HC took note of a petition filed by a minor who highlighted the near absence of professional help for students
The Delhi High Court, on Monday, issued notices to the State government on a petition highlighting increased stress levels among adolescents due to disruption of routine, parental anxiety, family violence and home confinement during Covid-19, and asked for the implementation of the Mental Healthcare Act 2017 at schools and colleges.
‘No steps taken’
The petitioners, through an RTI, discovered that no specific steps have been taken in Delhi to implement the Mental Healthcare Act, which entails appointing mental health professionals in educational institutions to assist students, nor has a survey been undertaken to assess the prevalence and incidence of mental diseases in the Capital.
The public interest petition, filed by advocate Rahul Kumar, on behalf of a young girl Devina Singh through her father, cited the National Mental Health Survey 2015-16 conducted by NIMHANS Bengaluru, to underline that while nearly 15 per cent of the adult population in India needs interventions for one or more mental health issues, the rising incidence of the same among both adolescents and elderly are of serious concern, especially among the urban population.

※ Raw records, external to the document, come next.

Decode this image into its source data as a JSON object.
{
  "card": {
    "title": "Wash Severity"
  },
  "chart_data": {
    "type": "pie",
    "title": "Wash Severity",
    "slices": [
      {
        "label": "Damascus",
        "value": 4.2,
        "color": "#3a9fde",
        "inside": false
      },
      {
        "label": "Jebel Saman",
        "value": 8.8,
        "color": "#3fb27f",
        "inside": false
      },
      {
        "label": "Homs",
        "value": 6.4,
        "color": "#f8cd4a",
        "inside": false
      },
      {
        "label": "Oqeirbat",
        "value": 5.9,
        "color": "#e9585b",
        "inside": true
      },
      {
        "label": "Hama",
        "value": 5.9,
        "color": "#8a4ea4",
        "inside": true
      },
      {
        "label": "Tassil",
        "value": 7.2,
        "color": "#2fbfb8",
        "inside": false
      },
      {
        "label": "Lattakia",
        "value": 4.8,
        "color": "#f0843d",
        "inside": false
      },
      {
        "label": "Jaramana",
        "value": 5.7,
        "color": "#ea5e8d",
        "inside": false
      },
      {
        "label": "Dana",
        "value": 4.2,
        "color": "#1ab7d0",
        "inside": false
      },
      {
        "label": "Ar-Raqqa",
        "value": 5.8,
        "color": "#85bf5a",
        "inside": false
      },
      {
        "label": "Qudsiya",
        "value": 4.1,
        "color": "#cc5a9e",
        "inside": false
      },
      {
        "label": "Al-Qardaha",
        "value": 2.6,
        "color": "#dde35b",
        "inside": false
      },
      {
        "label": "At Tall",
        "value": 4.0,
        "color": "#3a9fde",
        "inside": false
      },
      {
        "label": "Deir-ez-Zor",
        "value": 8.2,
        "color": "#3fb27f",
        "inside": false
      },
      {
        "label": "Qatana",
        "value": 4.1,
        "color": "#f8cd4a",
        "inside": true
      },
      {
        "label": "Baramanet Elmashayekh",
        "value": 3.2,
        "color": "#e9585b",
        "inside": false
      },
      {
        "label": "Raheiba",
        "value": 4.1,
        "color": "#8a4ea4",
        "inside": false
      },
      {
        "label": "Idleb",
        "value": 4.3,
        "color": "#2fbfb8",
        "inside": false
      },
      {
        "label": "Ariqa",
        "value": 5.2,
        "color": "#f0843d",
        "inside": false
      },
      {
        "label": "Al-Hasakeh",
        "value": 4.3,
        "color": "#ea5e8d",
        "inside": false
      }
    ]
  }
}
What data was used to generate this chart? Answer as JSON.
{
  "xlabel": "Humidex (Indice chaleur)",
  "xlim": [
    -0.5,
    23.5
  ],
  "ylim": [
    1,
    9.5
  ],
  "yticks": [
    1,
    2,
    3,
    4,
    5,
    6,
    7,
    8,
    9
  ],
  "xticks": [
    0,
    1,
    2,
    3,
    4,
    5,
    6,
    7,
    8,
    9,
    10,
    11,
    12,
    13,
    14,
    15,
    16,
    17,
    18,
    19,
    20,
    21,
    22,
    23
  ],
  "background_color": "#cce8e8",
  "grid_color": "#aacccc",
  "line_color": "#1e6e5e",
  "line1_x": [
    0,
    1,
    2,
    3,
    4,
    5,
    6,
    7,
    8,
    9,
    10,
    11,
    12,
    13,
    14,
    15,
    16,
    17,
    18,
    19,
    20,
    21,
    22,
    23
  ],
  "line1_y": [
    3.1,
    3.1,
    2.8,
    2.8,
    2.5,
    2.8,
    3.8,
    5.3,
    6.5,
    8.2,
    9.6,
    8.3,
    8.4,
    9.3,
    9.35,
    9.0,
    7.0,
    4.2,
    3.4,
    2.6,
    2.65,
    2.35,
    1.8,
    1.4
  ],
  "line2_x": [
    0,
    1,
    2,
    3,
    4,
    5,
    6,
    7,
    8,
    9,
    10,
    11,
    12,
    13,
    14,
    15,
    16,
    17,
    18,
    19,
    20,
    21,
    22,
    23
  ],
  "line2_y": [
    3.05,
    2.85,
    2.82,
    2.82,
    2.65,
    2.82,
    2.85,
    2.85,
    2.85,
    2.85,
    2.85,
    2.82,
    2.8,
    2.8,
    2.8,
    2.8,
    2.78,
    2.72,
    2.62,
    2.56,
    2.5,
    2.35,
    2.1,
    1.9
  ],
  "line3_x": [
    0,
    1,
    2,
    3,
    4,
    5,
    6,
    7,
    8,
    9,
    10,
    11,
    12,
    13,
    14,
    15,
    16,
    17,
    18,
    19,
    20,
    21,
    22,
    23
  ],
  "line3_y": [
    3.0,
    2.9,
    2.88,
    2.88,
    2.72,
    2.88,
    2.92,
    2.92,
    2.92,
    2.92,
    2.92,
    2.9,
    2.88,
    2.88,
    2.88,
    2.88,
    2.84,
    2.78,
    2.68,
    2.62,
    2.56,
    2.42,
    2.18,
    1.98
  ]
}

“Experts see a growing incidence of mental illness which needs urgent attention… Over 90 per cent remain untreated There is less than one psychiatrist available for every four lakh people.
“The scene is worse in rural areas. India’s allocation for mental healthcare is less than one per cent of the health Budget,” the petitioner submitted, quoting legislative Note No 2/LN/Ref./June/2016 to the Mental Health Care Bill 2013. She pointed out that the treatment gap in even severe mental disorders is approximately 50 per cent. In case of Common Mental Disorders, it is over 90 per cent.
Quoting a WHO study, the petitioner pointed out that India tops the list of countries with the greatest burden of mental and behaviour disorders, but societal conservatism creates barriers, especially for children, in seeking help.
They also attributed the under-treatment for mental ailments to lack of awareness and literacy and also social stigma attached to mental diseases in India.
“Numerous empirical studies have found a direct correlation between academic stress, performance and sound mental health. Such issues among students continue to be unaddressed and unattended, which have a bearing on their outlook, performance in school and careers in life. It is observed that there are no comprehensive assessment, evaluation, and diagnostic protocols of mental health of students at school levels, in contrast with the physical health, where assessment and follow-up is done at periodic intervals,” the petitioner submitted.